Endogenous DNA damage occurs in a 50-fold double-strand DNA breaks per cell cycle ^[47] and about 10,000 oxidative damages per day (see DNA damage (naturally occurring) ). During repair and replacement of epigenetic alterations are also reported, including an increase in the percentage of epigenetic alterations remaining after repair is completed, including increased methylation of CpG island promoters. ^{[48] [49] [50]} Similar, but usually transient epigenetic alterations were recently found during repair of oxidative damage caused by H ₂ O ₂ , and it was suggested that these epigenetic alterations may also remain after repair. ^[51]These accumulated epigenetic alterations may contribute to the epigenetic clock. Accumulation of epigenetic alterations may parallel the accumulation of a-repaired DNA damage that is proposed to cause aging (see DNA damage theory of aging ).
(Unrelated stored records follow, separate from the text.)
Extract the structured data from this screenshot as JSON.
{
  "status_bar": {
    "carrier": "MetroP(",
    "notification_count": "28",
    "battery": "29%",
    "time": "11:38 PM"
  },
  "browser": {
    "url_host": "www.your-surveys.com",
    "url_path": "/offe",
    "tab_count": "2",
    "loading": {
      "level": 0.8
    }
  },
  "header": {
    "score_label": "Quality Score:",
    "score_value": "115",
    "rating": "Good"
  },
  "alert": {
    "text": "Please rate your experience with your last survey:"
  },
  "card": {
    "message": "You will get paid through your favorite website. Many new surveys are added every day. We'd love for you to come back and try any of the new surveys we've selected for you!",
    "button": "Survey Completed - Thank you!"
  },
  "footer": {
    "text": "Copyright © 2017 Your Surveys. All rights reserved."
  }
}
Other age estimates based on DNA methylation levels

Several other age estimators have been described in the literature.

1) Weidner et al. (2014) describe an age estimator for DNA as a result of aging (cG25229905 in integrin, alpha 2b (ITGA2B); cg02228185 in aspartoacylase (ASPA) and cg17861230 in phosphodiesterase 4C, cAMP specific (PDE4C )). ^[52] The age estimator by Weidener et al. (2014) applies only to blood. Even in blood this sparse estimator is far less accurate than Horvath’s epigenetic clock (Horvath 2014) when applied to data generated by the Illumina 27K or 450K platforms. ^[53] But the sparse estimator was developed for pyrosequencing data and is highly cost effective. ^[54]
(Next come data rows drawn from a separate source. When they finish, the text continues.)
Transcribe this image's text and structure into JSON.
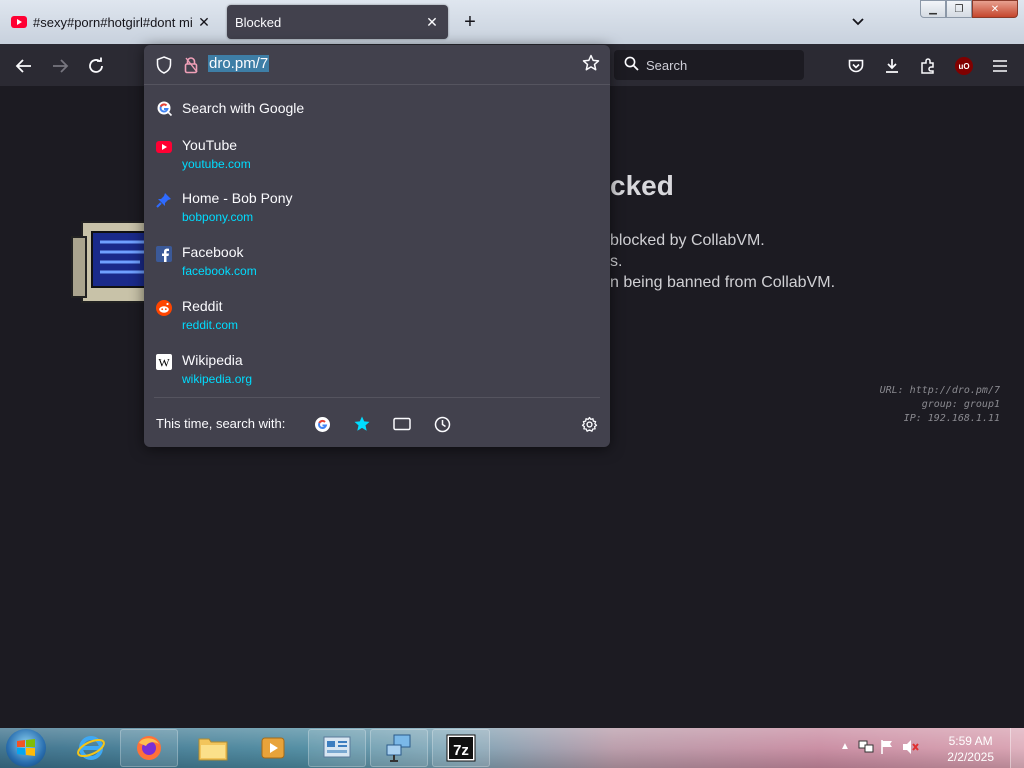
{
  "tabs": [
    {
      "title": "#sexy#porn#hotgirl#dont miss",
      "icon": "youtube-icon",
      "active": false
    },
    {
      "title": "Blocked",
      "active": true
    }
  ],
  "navbar": {
    "search_placeholder": "Search"
  },
  "url_popup": {
    "url": "dro.pm/7",
    "search_with_google": "Search with Google",
    "results": [
      {
        "title": "YouTube",
        "url": "youtube.com",
        "icon": "youtube-icon"
      },
      {
        "title": "Home - Bob Pony",
        "url": "bobpony.com",
        "icon": "pin-icon"
      },
      {
        "title": "Facebook",
        "url": "facebook.com",
        "icon": "facebook-icon"
      },
      {
        "title": "Reddit",
        "url": "reddit.com",
        "icon": "reddit-icon"
      },
      {
        "title": "Wikipedia",
        "url": "wikipedia.org",
        "icon": "wikipedia-icon"
      }
    ],
    "footer_label": "This time, search with:"
  },
  "page": {
    "heading_fragment": "cked",
    "lines": [
      "blocked by CollabVM.",
      "s.",
      "n being banned from CollabVM."
    ],
    "debug": {
      "url": "URL: http://dro.pm/7",
      "group": "group: group1",
      "ip": "IP: 192.168.1.11"
    }
  },
  "taskbar": {
    "time": "5:59 AM",
    "date": "2/2/2025"
  },
  "colors": {
    "accent_link": "#00ddff",
    "popup_bg": "#42414d",
    "toolbar_bg": "#2b2a33",
    "page_bg": "#1c1b22"
  }
}
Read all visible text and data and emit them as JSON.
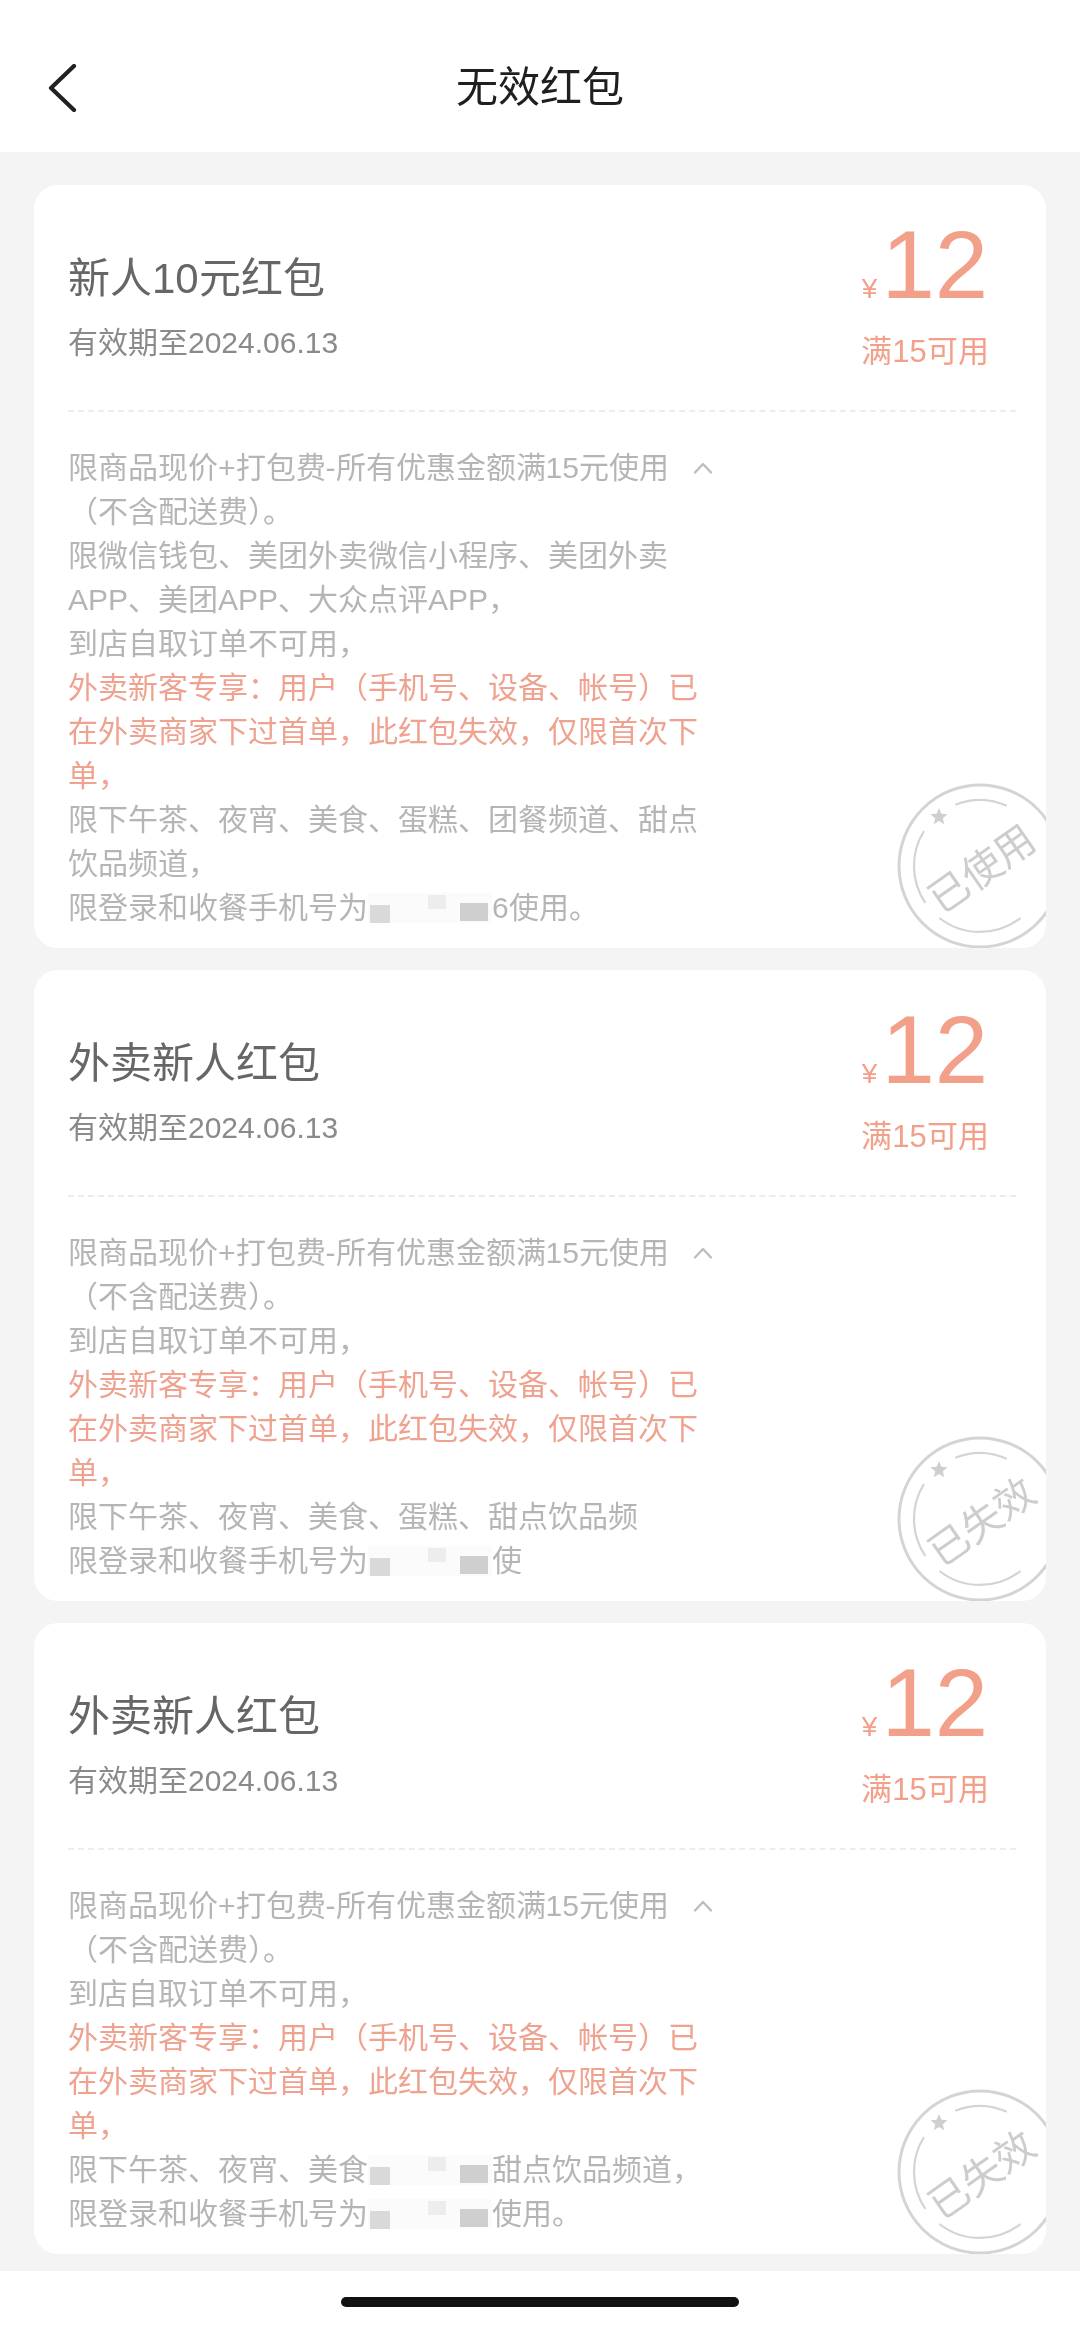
{
  "header": {
    "title": "无效红包"
  },
  "cards": [
    {
      "title": "新人10元红包",
      "validity": "有效期至2024.06.13",
      "currency": "¥",
      "amount": "12",
      "threshold": "满15可用",
      "summary": "限商品现价+打包费-所有优惠金额满15元使用",
      "expanded": true,
      "rules": [
        {
          "kind": "text",
          "text": "（不含配送费）。",
          "highlight": false
        },
        {
          "kind": "text",
          "text": "限微信钱包、美团外卖微信小程序、美团外卖APP、美团APP、大众点评APP，",
          "highlight": false
        },
        {
          "kind": "text",
          "text": "到店自取订单不可用，",
          "highlight": false
        },
        {
          "kind": "text",
          "text": "外卖新客专享：用户（手机号、设备、帐号）已在外卖商家下过首单，此红包失效，仅限首次下单，",
          "highlight": true
        },
        {
          "kind": "text",
          "text": "限下午茶、夜宵、美食、蛋糕、团餐频道、甜点饮品频道，",
          "highlight": false
        },
        {
          "kind": "masked",
          "before": "限登录和收餐手机号为",
          "after": "6使用。",
          "highlight": false
        }
      ],
      "stamp": "已使用"
    },
    {
      "title": "外卖新人红包",
      "validity": "有效期至2024.06.13",
      "currency": "¥",
      "amount": "12",
      "threshold": "满15可用",
      "summary": "限商品现价+打包费-所有优惠金额满15元使用",
      "expanded": true,
      "rules": [
        {
          "kind": "text",
          "text": "（不含配送费）。",
          "highlight": false
        },
        {
          "kind": "text",
          "text": "到店自取订单不可用，",
          "highlight": false
        },
        {
          "kind": "text",
          "text": "外卖新客专享：用户（手机号、设备、帐号）已在外卖商家下过首单，此红包失效，仅限首次下单，",
          "highlight": true
        },
        {
          "kind": "text",
          "text": "限下午茶、夜宵、美食、蛋糕、甜点饮品频",
          "highlight": false
        },
        {
          "kind": "masked",
          "before": "限登录和收餐手机号为",
          "after": "使",
          "highlight": false
        }
      ],
      "stamp": "已失效"
    },
    {
      "title": "外卖新人红包",
      "validity": "有效期至2024.06.13",
      "currency": "¥",
      "amount": "12",
      "threshold": "满15可用",
      "summary": "限商品现价+打包费-所有优惠金额满15元使用",
      "expanded": true,
      "rules": [
        {
          "kind": "text",
          "text": "（不含配送费）。",
          "highlight": false
        },
        {
          "kind": "text",
          "text": "到店自取订单不可用，",
          "highlight": false
        },
        {
          "kind": "text",
          "text": "外卖新客专享：用户（手机号、设备、帐号）已在外卖商家下过首单，此红包失效，仅限首次下单，",
          "highlight": true
        },
        {
          "kind": "masked",
          "before": "限下午茶、夜宵、美食",
          "after": "甜点饮品频道，",
          "highlight": false
        },
        {
          "kind": "masked",
          "before": "限登录和收餐手机号为",
          "after": "使用。",
          "highlight": false
        }
      ],
      "stamp": "已失效"
    }
  ]
}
2) Hannum et al. (2013) ^[12]multiple ages estimators: one for each tissue type. Each of these estimators requires covariate information (eg gender, body mass index, batch). The authors mention that each fabric has a clear linear offset (intercept and slope). Therefore, the authors had to adjust the blood-based age estimator for each tissue type using a linear model. When the Hannum estimator is applied to other tissues, it leads to a high error (Figure 4A in Hannum et al. (2013). Hannum et al. their blood-based age estimator (by adjusting the slope and the intercept term) in order to apply it to other tissue types. Since this adjustment step removes differences between tissue, the blood-based estimator from Hannum et al. can not be used to compare the ages of different tissues / organs. In contrast,^[1] it always uses the same CpGs and the same coefficient values. Therefore, Horvath’s epigenetic clock can be used to compare tissues / cells / organs from the same individual. While the age estimators from Hannum et al. They can be used to compare normal tissues with normal tissue (non-cancerous) tissue. Hannum et al. pronounced age acceleration effects in all cancers. In contrast, Horvath’s Epigenetic Clock ^[2] [55]reveals that some cancer types (eg triple negative breast cancers or uterine corpus endometrial carcinoma) exhibit negative age acceleration, ie cancer tissue can be much younger than expected. An important difference relates to additional covariates. Hannum’s age estimators make use of covariates such as gender, body mass index, diabetes status, ethnicity, and batch. Since we are new to batches, we can not apply it directly to new data. However, the authors present coefficient values ​​for their CpGs in Supplementary Tables which can be used to define an aggregate measure (ie, lead to high errors).

3.) Giuliani et al. identify genomic regions whose DNA methylation level correlates with age in human teeth. They propose the evaluation of DNA methylation at ELOVL2, FHL2, and PENK genes in DNA recovered from both cementum and pulp of the same modern teeth. ^[58] They wish to apply this method also to historical and relatively ancient human teeth.